[plt-dev] Re: [plt-scheme] scaling and rotating images using image.ss

From: Matthias Felleisen (matthias at ccs.neu.edu)
Date: Sat Nov 14 11:42:05 EST 2009

This should be 

(overlay/places "center" "middle"
                (rotate  0 a)
                (rotate 20 a)
                (rotate 40 a)
                (rotate 60 a))

not 

 .. "middle" "middle" ...

correct? 


On Nov 14, 2009, at 1:18 AM, John Clements wrote:

> 
> On Sep 26, 2009, at 6:29 AM, Matthias Felleisen wrote:
> 
>> 
>> 
>> 1. htdp/world is deprecated, use 2htdp/universe instead.
>> 
>> 2. we consider the pinhole approach to our image library as a mistake.

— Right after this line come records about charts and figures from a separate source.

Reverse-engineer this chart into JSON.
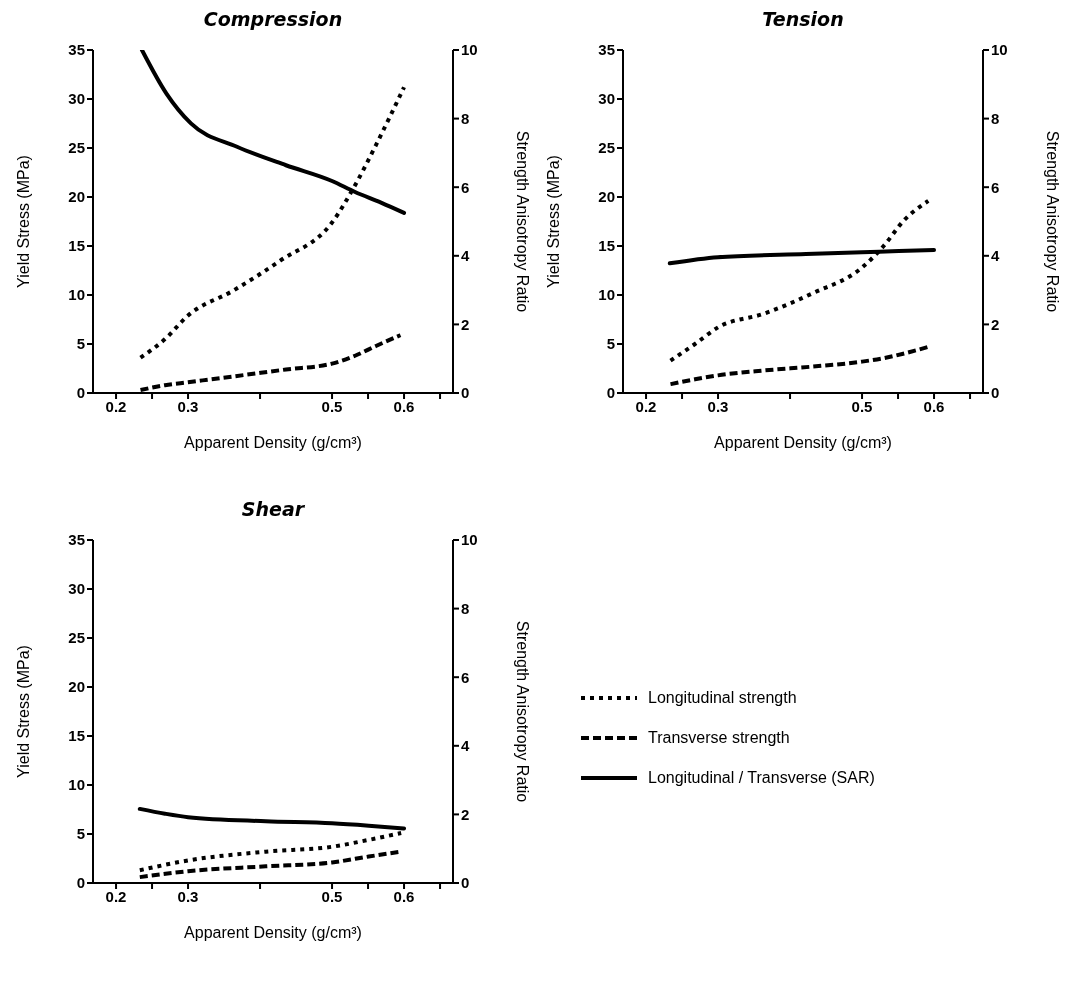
{
  "chart_data": [
    {
      "type": "line",
      "title": "Compression",
      "xlabel": "Apparent Density (g/cm³)",
      "ylabel": "Yield Stress (MPa)",
      "y2label": "Strength Anisotropy Ratio",
      "xlim": [
        0.168,
        0.668
      ],
      "xticks": [
        0.2,
        {
          "value": 0.25,
          "label": null
        },
        0.3,
        {
          "value": 0.4,
          "label": null
        },
        0.5,
        {
          "value": 0.55,
          "label": null
        },
        0.6,
        {
          "value": 0.65,
          "label": null
        }
      ],
      "ylim": [
        0,
        35
      ],
      "yticks": [
        0,
        5,
        10,
        15,
        20,
        25,
        30,
        35
      ],
      "y2lim": [
        0,
        10
      ],
      "y2ticks": [
        0,
        2,
        4,
        6,
        8,
        10
      ],
      "legend": false,
      "series": [
        {
          "color": "#000000",
          "line_style": "dotted",
          "x": [
            0.234,
            0.268,
            0.3,
            0.364,
            0.428,
            0.5,
            0.532,
            0.561,
            0.6
          ],
          "values": [
            3.6,
            5.5,
            7.9,
            10.5,
            13.5,
            17.4,
            21.2,
            25.3,
            31.2
          ]
        },
        {
          "color": "#000000",
          "line_style": "dashed",
          "x": [
            0.234,
            0.268,
            0.3,
            0.364,
            0.436,
            0.5,
            0.532,
            0.561,
            0.595
          ],
          "values": [
            0.3,
            0.8,
            1.1,
            1.7,
            2.4,
            3.0,
            3.8,
            4.8,
            5.9
          ]
        },
        {
          "color": "#000000",
          "line_style": "solid",
          "axis": "y2",
          "x": [
            0.236,
            0.27,
            0.304,
            0.368,
            0.436,
            0.5,
            0.532,
            0.568,
            0.6
          ],
          "values": [
            10.0,
            8.73,
            7.86,
            7.18,
            6.64,
            6.18,
            5.86,
            5.55,
            5.25
          ]
        }
      ]
    },
    {
      "type": "line",
      "title": "Tension",
      "xlabel": "Apparent Density (g/cm³)",
      "ylabel": "Yield Stress (MPa)",
      "y2label": "Strength Anisotropy Ratio",
      "xlim": [
        0.168,
        0.668
      ],
      "xticks": [
        0.2,
        {
          "value": 0.25,
          "label": null
        },
        0.3,
        {
          "value": 0.4,
          "label": null
        },
        0.5,
        {
          "value": 0.55,
          "label": null
        },
        0.6,
        {
          "value": 0.65,
          "label": null
        }
      ],
      "ylim": [
        0,
        35
      ],
      "yticks": [
        0,
        5,
        10,
        15,
        20,
        25,
        30,
        35
      ],
      "y2lim": [
        0,
        10
      ],
      "y2ticks": [
        0,
        2,
        4,
        6,
        8,
        10
      ],
      "legend": false,
      "series": [
        {
          "color": "#000000",
          "line_style": "dotted",
          "x": [
            0.234,
            0.268,
            0.3,
            0.364,
            0.432,
            0.5,
            0.53,
            0.558,
            0.592
          ],
          "values": [
            3.3,
            5.0,
            6.7,
            8.1,
            10.2,
            12.8,
            15.0,
            17.6,
            19.6
          ]
        },
        {
          "color": "#000000",
          "line_style": "dashed",
          "x": [
            0.234,
            0.268,
            0.3,
            0.364,
            0.432,
            0.5,
            0.533,
            0.562,
            0.592
          ],
          "values": [
            0.9,
            1.4,
            1.8,
            2.3,
            2.7,
            3.2,
            3.6,
            4.1,
            4.7
          ]
        },
        {
          "color": "#000000",
          "line_style": "solid",
          "axis": "y2",
          "x": [
            0.233,
            0.3,
            0.422,
            0.5,
            0.551,
            0.6
          ],
          "values": [
            3.78,
            3.96,
            4.05,
            4.1,
            4.14,
            4.17
          ]
        }
      ]
    },
    {
      "type": "line",
      "title": "Shear",
      "xlabel": "Apparent Density (g/cm³)",
      "ylabel": "Yield Stress (MPa)",
      "y2label": "Strength Anisotropy Ratio",
      "xlim": [
        0.168,
        0.668
      ],
      "xticks": [
        0.2,
        {
          "value": 0.25,
          "label": null
        },
        0.3,
        {
          "value": 0.4,
          "label": null
        },
        0.5,
        {
          "value": 0.55,
          "label": null
        },
        0.6,
        {
          "value": 0.65,
          "label": null
        }
      ],
      "ylim": [
        0,
        35
      ],
      "yticks": [
        0,
        5,
        10,
        15,
        20,
        25,
        30,
        35
      ],
      "y2lim": [
        0,
        10
      ],
      "y2ticks": [
        0,
        2,
        4,
        6,
        8,
        10
      ],
      "legend": "right",
      "series": [
        {
          "name": "Longitudinal strength",
          "color": "#000000",
          "line_style": "dotted",
          "x": [
            0.233,
            0.3,
            0.408,
            0.5,
            0.551,
            0.596
          ],
          "values": [
            1.3,
            2.3,
            3.2,
            3.7,
            4.4,
            5.1
          ]
        },
        {
          "name": "Transverse strength",
          "color": "#000000",
          "line_style": "dashed",
          "x": [
            0.233,
            0.3,
            0.408,
            0.5,
            0.551,
            0.596
          ],
          "values": [
            0.6,
            1.2,
            1.7,
            2.1,
            2.7,
            3.2
          ]
        },
        {
          "name": "Longitudinal / Transverse (SAR)",
          "color": "#000000",
          "line_style": "solid",
          "axis": "y2",
          "x": [
            0.233,
            0.268,
            0.3,
            0.408,
            0.5,
            0.551,
            0.6
          ],
          "values": [
            2.16,
            2.02,
            1.92,
            1.8,
            1.74,
            1.67,
            1.59
          ]
        }
      ]
    }
  ]
}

To solve the problem Robby is working on 2htdp/image, a replacement for the image library. When it comes out (end of semester probably) it will support rotate and other such operations, plus comparisons will be much faster.
> 
> I'm surprised to say it, but right now I'm *really missing the pinhole*.
> 
> I'm trying to write a function in 2htdp/image that draws, say, 36 copies of a shape arranged in a big "circle" around a center.  With pinholes, this was easy.  Move the pinhole way off to the left, then rotate the thing around the pinhole by 10 degrees, 20 degrees, etc. Overlay them all, and you're done. [*]
> 
> With the new approach, I'm finding this nearly impossible.  The natural approach involves, for instance, putting the thing "beside" a long horizontal space, and then rotating it.  The problem is that it doesn't rotate about a fixed point.  To see the problem, consider this program:
> 
> (require 2htdp/image)
> 
> (define a (beside (rectangle 150 2 "solid" "black") (ellipse 10 50 "solid" "purple")))
> 
> (overlay/places "middle" "middle"
>                (rotate  0 a)
>                (rotate 20 a)
>                (rotate 40 a)
>                (rotate 60 a))
> 
> The problem is that mapping a point in the pre-rotation shape to a point in the post-rotation shape is hard.
> 
> ...
> 
> After wrestling with this for quite a while, I have a solution of sorts; you have to overlay the shape you want to rotate on a large outline circle in such a way that the shape is entirely inside the circle. Rotating this shape does not change the bounding box at all, meaning that you can overlay them correctly. Needless to say, computing the size of the circle required is a big pain.
> 
> E.G.:
> 
> (define b (overlay/xy (circle 200 "outline" "blue") 200 200 a))
> 
> (overlay
> (rotate  0 b)
> (rotate 20 b)
> (rotate 40 b)
> (rotate 60 b))
> 
> Am I missing something obvious?
> 
> John
> 
> [*] with the obvious caveat that the old version didn't rotate shapes at all.